AM- Todas as minhas ações serão sempre voltadas à celeridade e à boa prestação jurisdicional. Eu vou manter reuniões com juízes, frequentar sempre o fórum, comparecer em alguns gabinetes, mostrar a presença do presidente do tribunal junto aos juízes e seus jurisdicionados. Eu quero dar o exemplo, porque também terei que trabalhar muito no meu gabinete para que possa apresentar um trabalho razoável e respeitoso.

AC- No dia 3 de abril haverá eleições para o Tribunal Regional Eleitoral. Como o senhor, que já foi presidente da instituição, vê a disputa?

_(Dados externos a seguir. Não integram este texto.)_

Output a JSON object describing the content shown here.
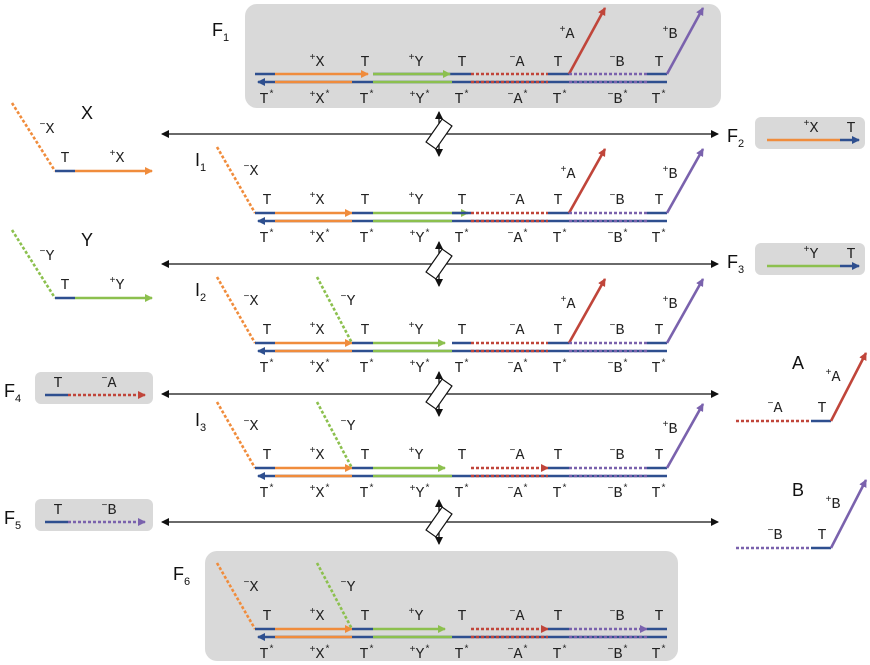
{
  "colors": {
    "box_fill": "#d9d9d9",
    "T": "#2e4f8f",
    "X": "#f08c3c",
    "Y": "#8cc04e",
    "A": "#c0453a",
    "B": "#7a62ad",
    "arrow": "#111111"
  },
  "labels": {
    "X": "X",
    "Y": "Y",
    "A": "A",
    "B": "B",
    "F": "F",
    "I": "I",
    "T": "T",
    "X_dom": "X",
    "Y_dom": "Y",
    "A_dom": "A",
    "B_dom": "B",
    "T_star": "T*",
    "X_star": "X*",
    "Y_star": "Y*",
    "A_star": "A*",
    "B_star": "B*",
    "plus": "+",
    "minus": "−",
    "star": "*"
  },
  "states": {
    "F1": "1",
    "F2": "2",
    "F3": "3",
    "F4": "4",
    "F5": "5",
    "F6": "6",
    "I1": "1",
    "I2": "2",
    "I3": "3"
  },
  "bottom_labels": [
    "T*",
    "+X*",
    "T*",
    "+Y*",
    "T*",
    "−A*",
    "T*",
    "−B*",
    "T*"
  ]
}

AM- Até agora estou informado de que são dois os postulantes inscritos legalmente para a disputa para o cargo de corregedor da Justiça Eleitoral: desembargador João Simões e desembargadora Socorro Guedes. Também será uma disputa acirrada. O que sabemos, através de informações de colegas, é que o desembargador (Flávio) Pascarelli assumirá a Corte do Eleitoral como presidente, já que foi eleito membro efetivo. E como o biênio da atual presidente termina em junho, ela deve descer para a função de corregedor ou deixar a diretoria. Mas é uma questão que eu prefiro não me meter.

AC- Havia um processo contra o senhor no Tribunal Superior Eleitoral que o acusava de ter sido reeleito para o TRE-AM, em situação que contraria a Lei Orgânica da Magistratura que proíbe a reeleição de presidentes de tribunais...

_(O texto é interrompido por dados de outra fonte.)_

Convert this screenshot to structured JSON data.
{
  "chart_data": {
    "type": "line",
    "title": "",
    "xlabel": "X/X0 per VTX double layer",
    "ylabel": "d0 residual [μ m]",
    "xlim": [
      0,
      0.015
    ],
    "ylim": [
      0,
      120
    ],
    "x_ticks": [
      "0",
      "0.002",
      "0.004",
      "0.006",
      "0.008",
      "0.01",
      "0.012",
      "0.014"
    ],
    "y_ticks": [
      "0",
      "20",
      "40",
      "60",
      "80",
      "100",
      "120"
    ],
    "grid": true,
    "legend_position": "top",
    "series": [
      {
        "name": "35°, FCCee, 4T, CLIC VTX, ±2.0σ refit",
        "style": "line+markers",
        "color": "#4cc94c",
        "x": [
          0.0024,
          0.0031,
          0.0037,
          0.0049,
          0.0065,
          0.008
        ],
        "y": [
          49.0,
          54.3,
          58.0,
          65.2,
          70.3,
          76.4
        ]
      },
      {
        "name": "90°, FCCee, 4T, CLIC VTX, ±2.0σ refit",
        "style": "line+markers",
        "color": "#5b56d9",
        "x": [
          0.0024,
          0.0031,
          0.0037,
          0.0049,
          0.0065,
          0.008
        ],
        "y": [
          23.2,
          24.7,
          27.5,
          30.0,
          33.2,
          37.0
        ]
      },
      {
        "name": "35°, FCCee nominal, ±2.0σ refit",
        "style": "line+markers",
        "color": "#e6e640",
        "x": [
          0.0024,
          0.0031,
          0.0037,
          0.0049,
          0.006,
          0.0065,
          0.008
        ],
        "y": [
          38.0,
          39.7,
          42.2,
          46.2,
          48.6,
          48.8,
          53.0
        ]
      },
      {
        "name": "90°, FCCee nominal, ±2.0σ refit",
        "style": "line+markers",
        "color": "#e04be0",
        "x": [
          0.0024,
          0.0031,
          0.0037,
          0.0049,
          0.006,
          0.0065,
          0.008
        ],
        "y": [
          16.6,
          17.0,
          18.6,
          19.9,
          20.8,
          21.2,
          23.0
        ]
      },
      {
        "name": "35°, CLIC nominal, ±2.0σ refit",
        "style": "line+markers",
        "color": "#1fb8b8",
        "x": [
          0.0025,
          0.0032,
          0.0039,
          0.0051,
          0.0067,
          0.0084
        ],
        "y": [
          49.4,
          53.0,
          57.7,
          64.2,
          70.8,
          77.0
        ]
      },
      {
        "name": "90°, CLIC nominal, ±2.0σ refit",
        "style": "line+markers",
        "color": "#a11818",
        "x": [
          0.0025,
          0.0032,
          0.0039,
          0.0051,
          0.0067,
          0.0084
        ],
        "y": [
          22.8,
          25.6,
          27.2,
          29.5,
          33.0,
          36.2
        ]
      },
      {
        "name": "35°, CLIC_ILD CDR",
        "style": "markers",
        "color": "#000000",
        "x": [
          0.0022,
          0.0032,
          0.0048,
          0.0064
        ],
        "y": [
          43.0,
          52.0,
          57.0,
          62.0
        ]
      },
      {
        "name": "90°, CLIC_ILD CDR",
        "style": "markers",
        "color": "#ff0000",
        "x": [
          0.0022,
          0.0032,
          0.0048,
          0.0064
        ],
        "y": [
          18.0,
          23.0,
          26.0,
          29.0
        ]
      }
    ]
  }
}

AM- Eu nunca fui reeleito para presidente da Corte do Tribunal Regional Eleitoral. A respeito da reclamação feita pela colega desembargadora Graça Figueiredo contra mim, o voto do ministro relator Fernando Gonçalves, do Tribunal Superior Eleitoral (TSE), é muito claro. Com clareza solar, ele demonstrou que eu não havia sido reeleito, apenas tinha ocupado, por alguns meses, mandato tampão pela renúncia do desembargador Jovaldo (Aguiar). A lei é clara e diz, no artigo 102, que quem tiver exercido a presidência por menos de um ano e um dia não será computado como motivo de eleição. Só fui eleito uma vez. Esse processo não chegou a ser julgado em caráter definitivo e acabou perdendo o objeto pela minha renúncia. Mas tenho certeza que, se fosse levado a julgamento, eu sairia vencedor porque estava alicerçado a minha defesa a jurisprudência do TSE e no Supremo Tribunal Federal.

AC- E com relação às denúncias de favorecimento e parcialidade no julgamento de processos da Justiça Eleitoral investigadas pelo CNJ?

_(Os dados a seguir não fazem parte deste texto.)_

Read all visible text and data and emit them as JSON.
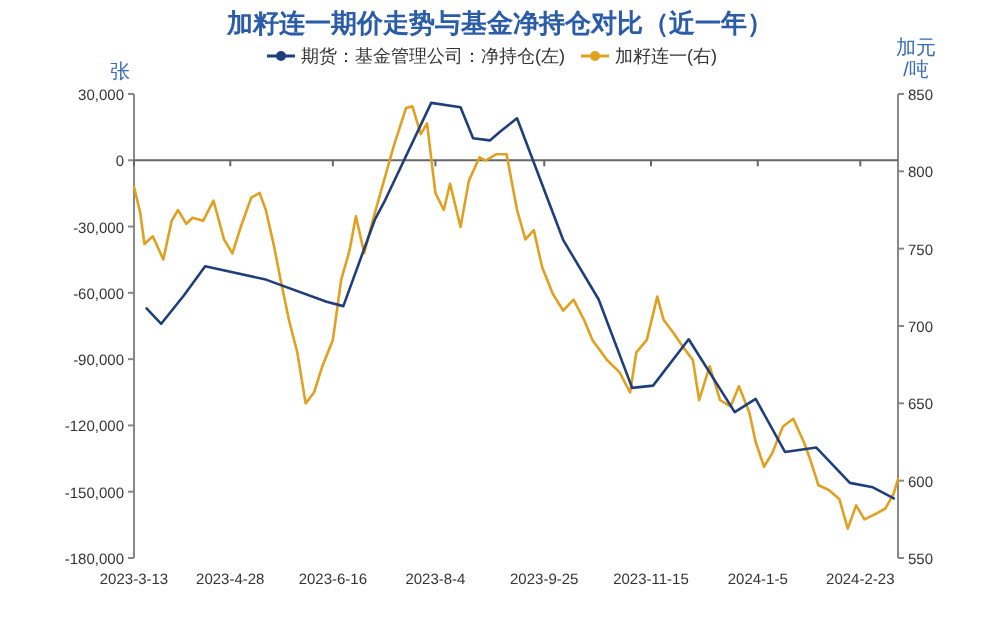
{
  "chart_data": {
    "type": "line",
    "title": "加籽连一期价走势与基金净持仓对比（近一年）",
    "ylabel": "张",
    "y2label": "加元/吨",
    "legend": "top",
    "xlim": [
      "2023-03-13",
      "2024-03-12"
    ],
    "xticks": [
      {
        "value": "2023-03-13",
        "label": "2023-3-13"
      },
      {
        "value": "2023-04-28",
        "label": "2023-4-28"
      },
      {
        "value": "2023-06-16",
        "label": "2023-6-16"
      },
      {
        "value": "2023-08-04",
        "label": "2023-8-4"
      },
      {
        "value": "2023-09-25",
        "label": "2023-9-25"
      },
      {
        "value": "2023-11-15",
        "label": "2023-11-15"
      },
      {
        "value": "2024-01-05",
        "label": "2024-1-5"
      },
      {
        "value": "2024-02-23",
        "label": "2024-2-23"
      }
    ],
    "ylim": [
      -180000,
      30000
    ],
    "yticks": [
      {
        "value": -180000,
        "label": "-180,000"
      },
      {
        "value": -150000,
        "label": "-150,000"
      },
      {
        "value": -120000,
        "label": "-120,000"
      },
      {
        "value": -90000,
        "label": "-90,000"
      },
      {
        "value": -60000,
        "label": "-60,000"
      },
      {
        "value": -30000,
        "label": "-30,000"
      },
      0,
      {
        "value": 30000,
        "label": "30,000"
      }
    ],
    "y2lim": [
      550,
      850
    ],
    "y2ticks": [
      550,
      600,
      650,
      700,
      750,
      800,
      850
    ],
    "series": [
      {
        "name": "期货：基金管理公司：净持仓(左)",
        "color": "#1f3f7a",
        "axis": "y",
        "x": [
          "2023-03-19",
          "2023-03-26",
          "2023-04-06",
          "2023-04-16",
          "2023-05-15",
          "2023-06-13",
          "2023-06-21",
          "2023-07-06",
          "2023-07-11",
          "2023-08-02",
          "2023-08-16",
          "2023-08-22",
          "2023-08-30",
          "2023-09-04",
          "2023-09-12",
          "2023-10-04",
          "2023-10-21",
          "2023-11-06",
          "2023-11-16",
          "2023-12-03",
          "2023-12-25",
          "2024-01-04",
          "2024-01-18",
          "2024-02-02",
          "2024-02-18",
          "2024-02-29",
          "2024-03-10"
        ],
        "values": [
          -67000,
          -74000,
          -61000,
          -48000,
          -54000,
          -64000,
          -66000,
          -27000,
          -18000,
          26000,
          24000,
          10000,
          9000,
          13000,
          19000,
          -36000,
          -63000,
          -103000,
          -102000,
          -81000,
          -114000,
          -108000,
          -132000,
          -130000,
          -146000,
          -148000,
          -153000
        ]
      },
      {
        "name": "加籽连一(右)",
        "color": "#e0a020",
        "axis": "y2",
        "x": [
          "2023-03-13",
          "2023-03-16",
          "2023-03-18",
          "2023-03-22",
          "2023-03-27",
          "2023-03-31",
          "2023-04-03",
          "2023-04-07",
          "2023-04-10",
          "2023-04-15",
          "2023-04-20",
          "2023-04-25",
          "2023-04-29",
          "2023-05-03",
          "2023-05-08",
          "2023-05-12",
          "2023-05-15",
          "2023-05-19",
          "2023-05-22",
          "2023-05-26",
          "2023-05-30",
          "2023-06-03",
          "2023-06-07",
          "2023-06-11",
          "2023-06-16",
          "2023-06-20",
          "2023-06-24",
          "2023-06-27",
          "2023-07-01",
          "2023-07-05",
          "2023-07-15",
          "2023-07-21",
          "2023-07-24",
          "2023-07-28",
          "2023-07-31",
          "2023-08-04",
          "2023-08-08",
          "2023-08-11",
          "2023-08-16",
          "2023-08-20",
          "2023-08-25",
          "2023-08-28",
          "2023-09-02",
          "2023-09-07",
          "2023-09-12",
          "2023-09-16",
          "2023-09-20",
          "2023-09-24",
          "2023-09-29",
          "2023-10-04",
          "2023-10-09",
          "2023-10-14",
          "2023-10-18",
          "2023-10-25",
          "2023-10-31",
          "2023-11-05",
          "2023-11-08",
          "2023-11-13",
          "2023-11-18",
          "2023-11-21",
          "2023-11-26",
          "2023-11-30",
          "2023-12-05",
          "2023-12-08",
          "2023-12-13",
          "2023-12-18",
          "2023-12-23",
          "2023-12-27",
          "2024-01-01",
          "2024-01-04",
          "2024-01-08",
          "2024-01-12",
          "2024-01-17",
          "2024-01-22",
          "2024-01-27",
          "2024-01-30",
          "2024-02-03",
          "2024-02-08",
          "2024-02-13",
          "2024-02-17",
          "2024-02-21",
          "2024-02-25",
          "2024-03-02",
          "2024-03-06",
          "2024-03-10",
          "2024-03-12"
        ],
        "values": [
          790,
          773,
          753,
          758,
          743,
          768,
          775,
          766,
          770,
          768,
          781,
          756,
          747,
          764,
          783,
          786,
          775,
          751,
          730,
          704,
          683,
          650,
          657,
          674,
          691,
          730,
          749,
          771,
          747,
          768,
          816,
          841,
          842,
          824,
          831,
          786,
          775,
          792,
          764,
          794,
          809,
          807,
          811,
          811,
          775,
          756,
          762,
          738,
          721,
          710,
          717,
          704,
          691,
          678,
          670,
          657,
          683,
          691,
          719,
          704,
          695,
          687,
          678,
          652,
          674,
          652,
          648,
          661,
          644,
          625,
          609,
          618,
          635,
          640,
          625,
          614,
          597,
          594,
          588,
          569,
          584,
          575,
          579,
          582,
          592,
          601
        ]
      }
    ]
  }
}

AM- Todas essas denúncias assacadas contra mim, desde o primeiro momento, eu proclamei em alto e bom som que eram denúncias infundadas, pífias e feitas ao sabor de ilações inconsistentes, por pessoas inescrupulosas que tentaram de toda sorte atingir a minha honra. O relator do Processo Administrativo Disciplinar (PAD), conselheiro Marcelo Neves, comprovou que as denúncias foram alicerçadas em blogs, cartas anônimas e matérias jornalísticas, mas nenhuma em documento oficial. Eu fui vítima, talvez, de um dos maiores erros do Judiciário quando me afastaram. Não havia nenhum motivo, nenhum fato. E a verdade surgiu no último julgamento. A conclusão final foi a minha absolvição com a improcedência da ação por falta de provas.

AC- O seu advogado disse que o senhor tem direito de entrar com ação por danos morais. O senhor pretende ingressar com processo?

AM- Eu ainda não descartei. Tenho prazo para ingressar. Estou analisando o momento certo e oportuno. Não há dor maior do que a dor da injustiça. Daí o cuidado que nós todos devemos ter de procurar julgar com acerto. Evidentemente que não somos infalíveis. Mas, precisamos ter a humildade de, se souber que errou, procurar corrigir na mesma hora. A partir do momento que não se corrige é que passa a ser uma demonstração de má fé e de indignidade.